Ele estava grudado… No teto da cúpula.
Ele era excepcionalmente grande e comprido.
Uma centopeia…?!
Aquele pensamento cruzou a minha mente assim que o vi. Ele tinha mais ou menos uns dez metros de comprimento. O seu corpo, que era dividido em várias partes, me lembrava mais uma coluna vertebral humana do que um inseto. Pernas afiadas feitas de ossos se projetavam de cada junta. Conforme fui direcionando o olhar para baixo, seu corpo foi engrossando até chegar a uma caveira horrorosa. Não era uma caveira humana. O osso tinha um contorno liso e na parte de baixo havia dois pares de olhos virados de cabeça para baixo, com chamas azuladas queimando dentro deles. A mandíbula saltava para fora e possuía uma fileira de dentes afiados, enquanto dois braços enormes no formato de foices estavam acoplados dos dois lados do crânio.
Quando foquei o olhar nele, o nome do monstro apareceu junto com um cursor amarelo: “The Skullreaper”, o ceifador esqueletal.
Os jogadores mantinham a guarda enquanto observavam, completamente calados, a centopeia rastejar lentamente pelo teto da cúpula, quando, de repente, ela abriu bem as pernas e mergulhou direto em nossa direção.
— Não fiquem parados! Espalhem-se!
A voz afiada de Heathcliff cortou a aura congelada do local. Os jogadores finalmente voltaram a si e começaram a se mover. Todos nos apressamos para sair da rota de ataque.
Mas os três que estavam posicionados diretamente abaixo da centopeia foram um pouco lentos demais. Eles simplesmente ficaram ali, parados, sem ter certeza de que direção deveriam tomar.
— Pra cá! — gritei, desesperado. Os três então começaram a correr…

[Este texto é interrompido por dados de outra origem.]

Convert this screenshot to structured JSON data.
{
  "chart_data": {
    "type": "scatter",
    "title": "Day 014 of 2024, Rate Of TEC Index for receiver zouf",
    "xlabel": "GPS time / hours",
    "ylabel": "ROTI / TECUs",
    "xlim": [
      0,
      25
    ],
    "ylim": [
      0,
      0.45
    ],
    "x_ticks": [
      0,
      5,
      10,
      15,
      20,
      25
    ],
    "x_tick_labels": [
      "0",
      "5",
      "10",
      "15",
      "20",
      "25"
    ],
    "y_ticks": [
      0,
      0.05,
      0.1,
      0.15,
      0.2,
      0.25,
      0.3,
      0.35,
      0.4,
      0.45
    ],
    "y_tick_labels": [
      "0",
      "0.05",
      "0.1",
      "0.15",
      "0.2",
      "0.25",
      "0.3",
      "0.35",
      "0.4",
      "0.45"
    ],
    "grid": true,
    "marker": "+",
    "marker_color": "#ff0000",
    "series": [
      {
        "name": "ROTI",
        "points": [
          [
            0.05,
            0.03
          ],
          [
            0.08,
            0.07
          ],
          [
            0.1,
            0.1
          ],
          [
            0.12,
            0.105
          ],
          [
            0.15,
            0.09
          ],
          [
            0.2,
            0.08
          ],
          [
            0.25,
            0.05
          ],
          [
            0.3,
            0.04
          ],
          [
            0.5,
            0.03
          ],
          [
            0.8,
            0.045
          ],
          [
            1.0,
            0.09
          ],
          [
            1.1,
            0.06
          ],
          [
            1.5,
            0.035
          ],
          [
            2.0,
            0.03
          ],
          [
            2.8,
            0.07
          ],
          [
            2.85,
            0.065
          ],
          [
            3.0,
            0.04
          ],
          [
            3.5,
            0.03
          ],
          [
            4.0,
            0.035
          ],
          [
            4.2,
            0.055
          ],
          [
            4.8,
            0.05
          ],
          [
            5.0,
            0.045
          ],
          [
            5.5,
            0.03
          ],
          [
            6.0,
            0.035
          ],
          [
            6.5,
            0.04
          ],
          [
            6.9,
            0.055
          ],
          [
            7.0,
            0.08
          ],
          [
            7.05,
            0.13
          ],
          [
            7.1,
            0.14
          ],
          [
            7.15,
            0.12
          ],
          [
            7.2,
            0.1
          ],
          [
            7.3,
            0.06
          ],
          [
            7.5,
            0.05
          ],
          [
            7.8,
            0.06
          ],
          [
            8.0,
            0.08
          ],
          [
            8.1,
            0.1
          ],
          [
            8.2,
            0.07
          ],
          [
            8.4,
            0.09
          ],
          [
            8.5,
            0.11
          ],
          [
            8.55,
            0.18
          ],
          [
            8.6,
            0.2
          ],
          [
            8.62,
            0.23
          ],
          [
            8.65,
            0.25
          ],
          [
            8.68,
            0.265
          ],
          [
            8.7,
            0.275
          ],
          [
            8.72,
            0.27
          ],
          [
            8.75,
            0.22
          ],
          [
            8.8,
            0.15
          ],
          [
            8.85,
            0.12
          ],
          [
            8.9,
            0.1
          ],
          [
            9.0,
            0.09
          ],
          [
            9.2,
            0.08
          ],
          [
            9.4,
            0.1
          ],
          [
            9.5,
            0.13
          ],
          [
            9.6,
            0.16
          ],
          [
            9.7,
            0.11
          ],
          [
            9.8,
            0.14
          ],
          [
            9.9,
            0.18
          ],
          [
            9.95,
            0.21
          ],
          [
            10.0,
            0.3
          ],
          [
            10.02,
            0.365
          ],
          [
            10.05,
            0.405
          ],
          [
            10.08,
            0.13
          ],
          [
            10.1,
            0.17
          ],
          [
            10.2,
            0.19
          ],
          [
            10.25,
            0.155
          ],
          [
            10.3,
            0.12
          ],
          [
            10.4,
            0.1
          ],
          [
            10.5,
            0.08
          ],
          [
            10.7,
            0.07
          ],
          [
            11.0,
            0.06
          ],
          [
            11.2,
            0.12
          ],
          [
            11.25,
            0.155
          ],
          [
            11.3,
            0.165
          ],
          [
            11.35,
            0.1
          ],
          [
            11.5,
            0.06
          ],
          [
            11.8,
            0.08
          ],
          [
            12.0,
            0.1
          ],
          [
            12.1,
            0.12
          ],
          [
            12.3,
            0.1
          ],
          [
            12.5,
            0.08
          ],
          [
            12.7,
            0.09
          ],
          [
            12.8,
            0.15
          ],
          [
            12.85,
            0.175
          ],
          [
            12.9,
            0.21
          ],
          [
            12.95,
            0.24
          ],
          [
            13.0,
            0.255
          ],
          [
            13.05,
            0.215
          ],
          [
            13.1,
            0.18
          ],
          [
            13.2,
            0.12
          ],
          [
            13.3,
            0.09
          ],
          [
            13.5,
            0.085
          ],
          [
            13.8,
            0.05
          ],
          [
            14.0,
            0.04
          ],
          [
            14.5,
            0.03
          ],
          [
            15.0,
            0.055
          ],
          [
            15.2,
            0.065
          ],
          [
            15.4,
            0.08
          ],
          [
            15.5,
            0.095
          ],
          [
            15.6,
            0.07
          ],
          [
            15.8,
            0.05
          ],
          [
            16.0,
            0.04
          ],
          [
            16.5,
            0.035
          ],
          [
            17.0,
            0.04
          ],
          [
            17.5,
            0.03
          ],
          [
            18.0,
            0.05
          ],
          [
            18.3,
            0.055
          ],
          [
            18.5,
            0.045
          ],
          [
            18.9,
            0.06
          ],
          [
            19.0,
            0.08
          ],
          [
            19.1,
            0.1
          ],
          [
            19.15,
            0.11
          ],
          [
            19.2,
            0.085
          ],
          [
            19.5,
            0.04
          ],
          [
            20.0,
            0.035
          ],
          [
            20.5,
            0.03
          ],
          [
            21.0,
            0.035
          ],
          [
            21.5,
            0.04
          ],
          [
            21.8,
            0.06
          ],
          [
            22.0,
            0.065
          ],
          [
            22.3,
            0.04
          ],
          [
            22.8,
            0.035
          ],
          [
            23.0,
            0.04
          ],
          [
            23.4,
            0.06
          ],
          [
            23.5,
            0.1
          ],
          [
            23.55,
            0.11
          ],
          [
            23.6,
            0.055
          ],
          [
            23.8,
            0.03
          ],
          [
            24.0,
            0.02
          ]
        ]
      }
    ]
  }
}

Mas, naquele momento, a centopeia pousou logo atrás deles e o chão tremeu violentamente. Eles perderam o equilíbrio bem no instante em que ela brandiu o braço direito que era do comprimento de uma pessoa adulta e os acertou em cheio.
Os três foram atingidos nas costas e atirados no ar. Seus HPs diminuíram rapidamente enquanto voavam, direto do amarelo para o vermelho.
— …?!
E então todos chegaram a zero. Seus corpos ainda estavam no ar quando se tornaram fragmentos e desapareceram, os efeitos sonoros de morte sobrepondo uns aos outros.
— …!
Ouvi Asuna prender a respiração ao meu lado. Eu podia sentir o meu corpo enrijecer de choque.
Eles morreram com um só golpe?!
No sistema de SAO, que usava tanto níveis quanto skills, o HP máximo de alguém aumentava de acordo com seu nível, então, quanto maior o nível, mais difícil ser morto, independentemente de suas skills de combate. A party que estava ali era composta apenas de jogadores de alto nível, então mesmo que fosse um chefe, todo mundo deveria ser capaz de aguentar pelo menos um combo curto de ataques. Era o que todos pensavam, mas com um só golpe…
— Isso… É impossível… — Asuna disse uma voz rouca.
A centopeia esqueletal tirara a vida de três pessoas e, em um instante, ergueu a parte superior do corpo e avançou contra os demais jogadores com um rugido.
— Aaahh!
Os jogadores que estavam naquela área gritaram de pânico. A foice de osso foi erguida novamente no ar.
Naquele exato momento, uma figura se lançou logo abaixo da foice. Era Heathcliff. Ele ergueu seu grande escudo e bloqueou o ataque, criando um efeito sonoro ensurdecedor e uma cascata de faíscas.
Mas havia duas foices. Enquanto o braço esquerdo continuava a atacar Heathcliff, ela ergueu o braço direito e mirou o ataque em direção aos jogadores paralisados.
— Droga…!
Eu corri, quase que inconscientemente, em uma velocidade tão alta que estava praticamente voando, e me joguei direto na frente da foice, então cruzei as espadas e bloqueei o ataque.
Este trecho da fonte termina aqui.